In February, we launched the Tricycle Community, an online global group of Buddhist practitioners and those interested in learning more about Buddhist teachings. We weren’t quite sure what to expect when we set out but were quickly surprised and pleased with the results: Over the past few months, nearly 10,000 people have signed on, kicking off a lively exchange that shows no signs of slowing down. People from around the world have participated in teachings, discussions, and, most recently, the Tricycle Book Club, among other activities, and are offering support to one another along the path.

Perhaps the rapid growth of the Tricycle Community shouldn’t have come as a surprise. It was clear enough when the first issue of Tricycle appeared, in 1991, that a diverse and inclusive approach made sense for thriving Buddhist convert communities in the West. The Tricycle readership tripled by the second issue and continued to grow over the years to number tens of thousands of readers from a broad spectrum of Buddhist schools.

Tricycle draws direct inspiration from the Tibetan Rimé movement of the late nineteenth century. Rimé, which in Tibetan means “impartial, unbiased,” was not intended to blur distinctions among schools but to recognize the importance of using a variety of approaches to benefit individual practitioners and communities with different needs. With the emergence of a global community of practitioners who share core values and goals, Tricycle is becoming more and more committed to the Rimé vision.

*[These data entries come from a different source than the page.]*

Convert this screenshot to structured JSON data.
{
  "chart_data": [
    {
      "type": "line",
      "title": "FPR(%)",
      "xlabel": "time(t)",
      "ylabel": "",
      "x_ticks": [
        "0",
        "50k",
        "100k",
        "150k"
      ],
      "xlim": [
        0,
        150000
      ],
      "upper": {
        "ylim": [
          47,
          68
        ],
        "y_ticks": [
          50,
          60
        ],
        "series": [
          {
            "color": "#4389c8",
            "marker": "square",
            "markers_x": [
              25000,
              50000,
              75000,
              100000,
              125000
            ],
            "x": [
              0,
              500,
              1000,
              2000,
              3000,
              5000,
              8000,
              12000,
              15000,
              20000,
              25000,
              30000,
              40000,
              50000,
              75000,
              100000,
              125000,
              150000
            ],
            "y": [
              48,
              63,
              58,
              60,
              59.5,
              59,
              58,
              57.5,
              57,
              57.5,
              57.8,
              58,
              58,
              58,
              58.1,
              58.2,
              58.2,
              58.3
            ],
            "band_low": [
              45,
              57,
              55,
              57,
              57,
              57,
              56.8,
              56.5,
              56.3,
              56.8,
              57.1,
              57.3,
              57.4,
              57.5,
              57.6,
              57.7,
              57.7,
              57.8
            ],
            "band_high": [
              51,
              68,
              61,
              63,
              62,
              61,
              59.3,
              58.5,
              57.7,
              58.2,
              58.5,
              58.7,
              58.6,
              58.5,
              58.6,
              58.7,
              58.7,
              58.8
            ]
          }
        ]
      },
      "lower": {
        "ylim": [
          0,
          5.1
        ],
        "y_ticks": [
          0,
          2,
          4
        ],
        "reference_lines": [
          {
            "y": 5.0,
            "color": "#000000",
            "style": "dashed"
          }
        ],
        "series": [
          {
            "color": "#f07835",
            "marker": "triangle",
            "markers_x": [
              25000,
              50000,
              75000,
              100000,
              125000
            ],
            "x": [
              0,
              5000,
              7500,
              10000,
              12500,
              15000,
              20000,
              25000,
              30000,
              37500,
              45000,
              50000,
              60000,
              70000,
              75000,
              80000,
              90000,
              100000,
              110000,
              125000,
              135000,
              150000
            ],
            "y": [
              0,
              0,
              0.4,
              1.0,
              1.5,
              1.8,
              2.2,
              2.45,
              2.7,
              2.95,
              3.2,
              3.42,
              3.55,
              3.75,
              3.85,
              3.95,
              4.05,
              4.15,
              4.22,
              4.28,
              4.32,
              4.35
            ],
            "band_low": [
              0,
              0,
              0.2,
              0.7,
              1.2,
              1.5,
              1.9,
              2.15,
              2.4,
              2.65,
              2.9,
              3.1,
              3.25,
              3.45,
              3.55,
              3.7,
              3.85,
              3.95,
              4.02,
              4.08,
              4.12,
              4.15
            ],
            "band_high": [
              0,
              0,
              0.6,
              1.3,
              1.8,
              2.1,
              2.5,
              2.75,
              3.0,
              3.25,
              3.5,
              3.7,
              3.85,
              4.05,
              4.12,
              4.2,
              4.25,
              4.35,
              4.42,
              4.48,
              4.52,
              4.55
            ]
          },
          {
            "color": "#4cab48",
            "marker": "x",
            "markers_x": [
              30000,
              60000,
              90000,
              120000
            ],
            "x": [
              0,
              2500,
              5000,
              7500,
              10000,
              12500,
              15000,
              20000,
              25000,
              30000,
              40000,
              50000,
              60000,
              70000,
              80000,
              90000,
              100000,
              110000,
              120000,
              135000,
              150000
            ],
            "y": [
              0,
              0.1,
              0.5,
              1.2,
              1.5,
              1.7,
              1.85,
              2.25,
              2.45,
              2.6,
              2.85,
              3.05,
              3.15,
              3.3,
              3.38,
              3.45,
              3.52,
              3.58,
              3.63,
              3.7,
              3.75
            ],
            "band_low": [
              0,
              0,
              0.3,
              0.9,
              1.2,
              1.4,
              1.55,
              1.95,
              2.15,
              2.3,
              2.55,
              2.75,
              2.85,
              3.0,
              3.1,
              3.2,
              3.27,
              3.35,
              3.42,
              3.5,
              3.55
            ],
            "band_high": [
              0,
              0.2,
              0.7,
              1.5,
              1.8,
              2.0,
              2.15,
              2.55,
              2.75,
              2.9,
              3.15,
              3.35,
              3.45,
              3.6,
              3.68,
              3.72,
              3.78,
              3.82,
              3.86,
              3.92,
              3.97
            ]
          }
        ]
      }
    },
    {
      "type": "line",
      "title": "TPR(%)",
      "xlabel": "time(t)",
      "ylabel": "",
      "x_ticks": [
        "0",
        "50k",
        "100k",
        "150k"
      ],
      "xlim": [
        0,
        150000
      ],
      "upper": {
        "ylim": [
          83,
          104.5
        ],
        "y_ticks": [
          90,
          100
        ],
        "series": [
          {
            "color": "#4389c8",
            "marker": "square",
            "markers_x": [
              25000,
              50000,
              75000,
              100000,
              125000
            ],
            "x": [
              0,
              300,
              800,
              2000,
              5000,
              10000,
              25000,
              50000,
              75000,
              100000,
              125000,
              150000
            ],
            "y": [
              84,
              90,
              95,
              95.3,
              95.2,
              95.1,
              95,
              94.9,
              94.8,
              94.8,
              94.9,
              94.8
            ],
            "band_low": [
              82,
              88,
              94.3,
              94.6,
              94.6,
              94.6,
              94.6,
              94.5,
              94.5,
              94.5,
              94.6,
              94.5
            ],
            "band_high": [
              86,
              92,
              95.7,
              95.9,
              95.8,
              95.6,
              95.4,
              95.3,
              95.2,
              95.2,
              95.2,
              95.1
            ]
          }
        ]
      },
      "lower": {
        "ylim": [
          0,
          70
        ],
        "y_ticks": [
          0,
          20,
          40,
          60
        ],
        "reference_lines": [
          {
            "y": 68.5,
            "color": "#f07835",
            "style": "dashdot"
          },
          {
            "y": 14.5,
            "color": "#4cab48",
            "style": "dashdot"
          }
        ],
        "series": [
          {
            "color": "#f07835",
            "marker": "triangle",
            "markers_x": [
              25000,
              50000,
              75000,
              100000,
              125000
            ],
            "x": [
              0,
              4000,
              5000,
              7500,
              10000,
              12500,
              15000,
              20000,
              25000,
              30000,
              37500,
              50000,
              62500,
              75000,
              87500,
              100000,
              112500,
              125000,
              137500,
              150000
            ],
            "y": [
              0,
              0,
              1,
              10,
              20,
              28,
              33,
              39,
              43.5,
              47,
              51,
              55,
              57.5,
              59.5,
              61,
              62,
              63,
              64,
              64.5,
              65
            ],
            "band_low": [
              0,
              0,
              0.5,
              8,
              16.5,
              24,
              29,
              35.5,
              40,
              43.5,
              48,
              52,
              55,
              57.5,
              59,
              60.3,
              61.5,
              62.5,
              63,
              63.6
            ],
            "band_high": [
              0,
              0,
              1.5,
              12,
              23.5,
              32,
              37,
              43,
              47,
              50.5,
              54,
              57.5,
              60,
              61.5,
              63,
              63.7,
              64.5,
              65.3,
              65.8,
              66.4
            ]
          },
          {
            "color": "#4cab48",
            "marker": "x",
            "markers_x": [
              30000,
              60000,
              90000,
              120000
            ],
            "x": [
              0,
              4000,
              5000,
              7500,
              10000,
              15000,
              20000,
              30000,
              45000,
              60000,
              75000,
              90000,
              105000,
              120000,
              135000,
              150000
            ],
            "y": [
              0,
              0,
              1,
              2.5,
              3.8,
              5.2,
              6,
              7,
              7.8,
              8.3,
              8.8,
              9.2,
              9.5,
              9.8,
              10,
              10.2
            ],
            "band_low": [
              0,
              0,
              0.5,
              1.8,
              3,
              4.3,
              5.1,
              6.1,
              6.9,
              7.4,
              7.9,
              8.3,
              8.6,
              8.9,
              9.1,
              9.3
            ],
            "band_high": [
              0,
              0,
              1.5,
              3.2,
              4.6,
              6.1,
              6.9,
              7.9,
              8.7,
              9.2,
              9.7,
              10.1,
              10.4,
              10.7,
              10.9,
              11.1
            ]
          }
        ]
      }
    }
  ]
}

The Tricycle Comunity has emerged at a pivotal point in the magazine’s history. The driving force behind Tricycle’s early and ongoing success, founding editor Helen Tworkov, has stepped down from the Tricycle board after 18 years of service. We feted Helen in April with an evening of music and poetry, featuring composers Philip Glass and Nico Muhly, the singer and composer Natalie Merchant, and the seminal poet and performance artist John Giorno (while Merchant sang a poignant “Thank You,” Giorno didn’t disappoint with his ironic and irreverent “THANX 4 NOTHING,” which delighted us all, and appears in full here.) Along with Glass, Pema Chödrön hosted the evening, which was followed by a celebratory dinner.

It is fitting, then, that we should honor Helen’s nearly two decades of hard work and commitment by taking her original vision online, and giving our mission to disseminate dharma’s global reach and ever broader relevance. So to you, Helen, many, many thanks for your unwavering commitment and innovative spirit. We’ll miss you.

While we’re sad to see Helen go, we are at the same time happy to welcome Trish Deitch, Tricycle’s new executive editor, who comes to us from The New Yorker. Trish is an old pro, having worked in the publishing industry for over twenty years, writing for magazines as diverse as GQ, Entertainment Weekly, and the New York Times. Trish brings with her a fortuitous mix of the committed practitioner and seasoned journalist, and will no doubt make her presence felt in the next phase of Tricycle’s development, both in print and online. We—and you, our readers—have plenty to look forward to.

As Tricycle’s stewardship passes to the next generation, it occurs to me that we are not simply publishers providing a readership with a product: While we invite you to join us in print and online, we recognize that we are members of the community, too. So, as you read this issue, it is my hope that you’ll come to feel the same way if you haven’t already. As our board chair, Philip Glass, said to me not long ago, “There’s room in our tent for everyone.”